Die 2,986 Kilometer lange Strecke für den Grand Prix des Nations führte über drei grosse Strassen (Avenue de France, Avenue de la Paix und Rue de Lausanne) und sah aus der Vogelperspektive wie ein Rückspiegel eines modernen PW’s aus. Dieses «Strassendreieck» gibt es heute noch.

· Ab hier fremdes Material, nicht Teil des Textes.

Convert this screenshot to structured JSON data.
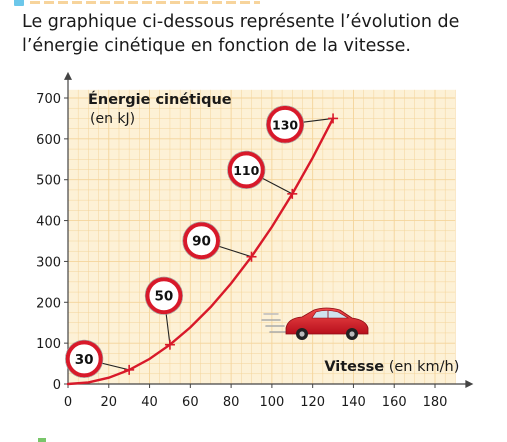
{
  "intro": {
    "line1": "Le graphique ci-dessous représente l’évolution de",
    "line2": "l’énergie cinétique en fonction de la vitesse."
  },
  "colors": {
    "grid_fill": "#fdf1d6",
    "grid_line": "#f4d49a",
    "curve": "#d8192a",
    "sign_border": "#d8192a",
    "axis": "#444444",
    "text": "#1a1a1a",
    "car": "#d8192a"
  },
  "decor": {
    "car_icon": "red-car-icon",
    "sign_icon": "speed-limit-sign-icon"
  },
  "chart_data": {
    "type": "line",
    "title": "",
    "ylabel": "Énergie cinétique",
    "ylabel_unit": "(en kJ)",
    "xlabel": "Vitesse",
    "xlabel_unit": "(en km/h)",
    "xlim": [
      0,
      190
    ],
    "ylim": [
      0,
      720
    ],
    "grid": true,
    "x_ticks": [
      "0",
      "20",
      "40",
      "60",
      "80",
      "100",
      "120",
      "140",
      "160",
      "180"
    ],
    "y_ticks": [
      "0",
      "100",
      "200",
      "300",
      "400",
      "500",
      "600",
      "700"
    ],
    "series": [
      {
        "x": [
          0,
          10,
          20,
          30,
          40,
          50,
          60,
          70,
          80,
          90,
          100,
          110,
          120,
          130
        ],
        "y": [
          0,
          3.8,
          15.4,
          34.6,
          61.5,
          96.2,
          138.5,
          188.5,
          246.2,
          311.5,
          384.6,
          465.4,
          553.8,
          650
        ]
      }
    ],
    "marked_points": [
      {
        "x": 30,
        "y": 34.6,
        "label": "30"
      },
      {
        "x": 50,
        "y": 96.2,
        "label": "50"
      },
      {
        "x": 90,
        "y": 311.5,
        "label": "90"
      },
      {
        "x": 110,
        "y": 465.4,
        "label": "110"
      },
      {
        "x": 130,
        "y": 650,
        "label": "130"
      }
    ]
  }
}
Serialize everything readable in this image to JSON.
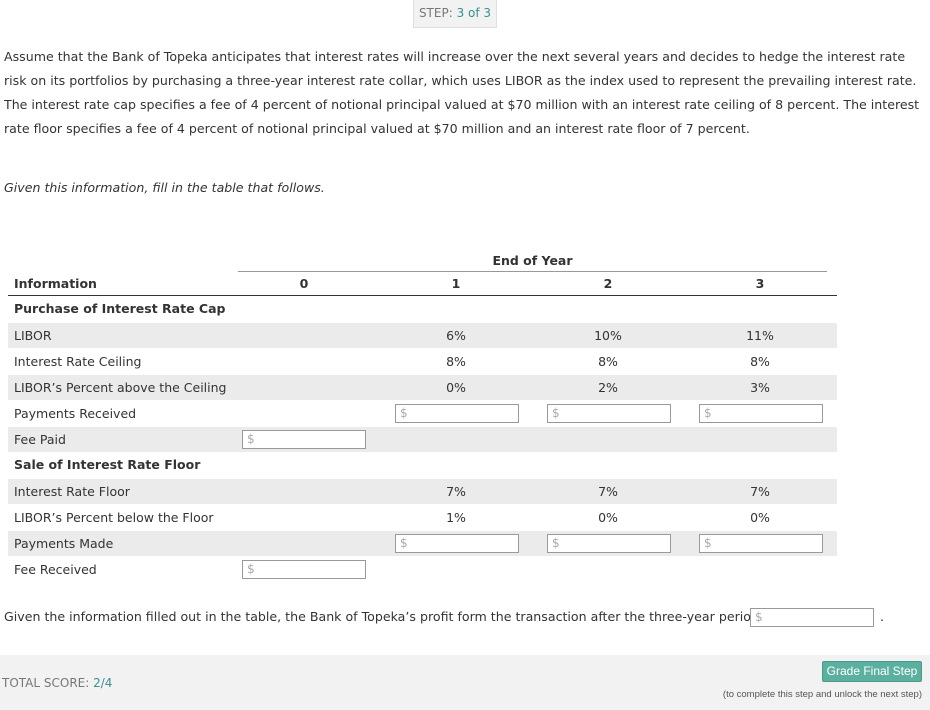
{
  "step": {
    "label": "STEP:",
    "value": "3 of 3"
  },
  "problem": "Assume that the Bank of Topeka anticipates that interest rates will increase over the next several years and decides to hedge the interest rate risk on its portfolios by purchasing a three-year interest rate collar, which uses LIBOR as the index used to represent the prevailing interest rate. The interest rate cap specifies a fee of 4 percent of notional principal valued at $70 million with an interest rate ceiling of 8 percent. The interest rate floor specifies a fee of 4 percent of notional principal valued at $70 million and an interest rate floor of 7 percent.",
  "instruction": "Given this information, fill in the table that follows.",
  "table": {
    "group_header": "End of Year",
    "columns": [
      "Information",
      "0",
      "1",
      "2",
      "3"
    ],
    "rows": [
      {
        "section": "Purchase of Interest Rate Cap"
      },
      {
        "label": "LIBOR",
        "cells": [
          null,
          "6%",
          "10%",
          "11%"
        ]
      },
      {
        "label": "Interest Rate Ceiling",
        "cells": [
          null,
          "8%",
          "8%",
          "8%"
        ]
      },
      {
        "label": "LIBOR’s Percent above the Ceiling",
        "cells": [
          null,
          "0%",
          "2%",
          "3%"
        ]
      },
      {
        "label": "Payments Received",
        "cells": [
          null,
          {
            "input": "$"
          },
          {
            "input": "$"
          },
          {
            "input": "$"
          }
        ]
      },
      {
        "label": "Fee Paid",
        "cells": [
          {
            "input": "$"
          },
          null,
          null,
          null
        ]
      },
      {
        "section": "Sale of Interest Rate Floor"
      },
      {
        "label": "Interest Rate Floor",
        "cells": [
          null,
          "7%",
          "7%",
          "7%"
        ]
      },
      {
        "label": "LIBOR’s Percent below the Floor",
        "cells": [
          null,
          "1%",
          "0%",
          "0%"
        ]
      },
      {
        "label": "Payments Made",
        "cells": [
          null,
          {
            "input": "$"
          },
          {
            "input": "$"
          },
          {
            "input": "$"
          }
        ]
      },
      {
        "label": "Fee Received",
        "cells": [
          {
            "input": "$"
          },
          null,
          null,
          null
        ]
      }
    ]
  },
  "conclusion": {
    "text": "Given the information filled out in the table, the Bank of Topeka’s profit form the transaction after the three-year period is",
    "input": "$",
    "end": "."
  },
  "footer": {
    "score_label": "TOTAL SCORE:",
    "score": "2/4",
    "button": "Grade Final Step",
    "note": "(to complete this step and unlock the next step)"
  }
}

Eine der Schlüsselstellen befand sich am Ende der Avenue Mon Repos, die heute die Verlängerung der Avenue de France bildet. Dort war die Strasse zweigeteilt. Eine Haarnadelkurve führte die Boliden zurück bergauf Richtung Start und Ziel. Auf Höhe der Kreuzung Rue de Lausanne/Avenue de France rasten die Boliden über ein Tramgeleise, wobei eine Schikane aus Brettern und Sandsäcken an der Stelle das Tempo drosselte. Die Tramgeleise gibt es heute noch.

Der Start befand sich an der Avenue de France – nach der Überführung über die Eisenbahnlinie. Dort, wo heute das Maison de la Paix steht, bauten die Organisatoren um Michel Barambon eine Tribüne auf. Die überdachte Haupttribüne befand sich auf der gegenüberliegenden Seite – etwas weiter vorne. Dort, wo heute das «Haut Commissariat des Nations unies pour les réfugiés» seinen Sitz hat. Vereinzelt erkennt man noch Wohnhäuser, die damals schon gestanden haben. Nach Start und Ziel ging es zwei Mal scharf rechts – vorbei am UNO-Gebäude, das 1946 noch der Hauptsitz des Völkerbundes war.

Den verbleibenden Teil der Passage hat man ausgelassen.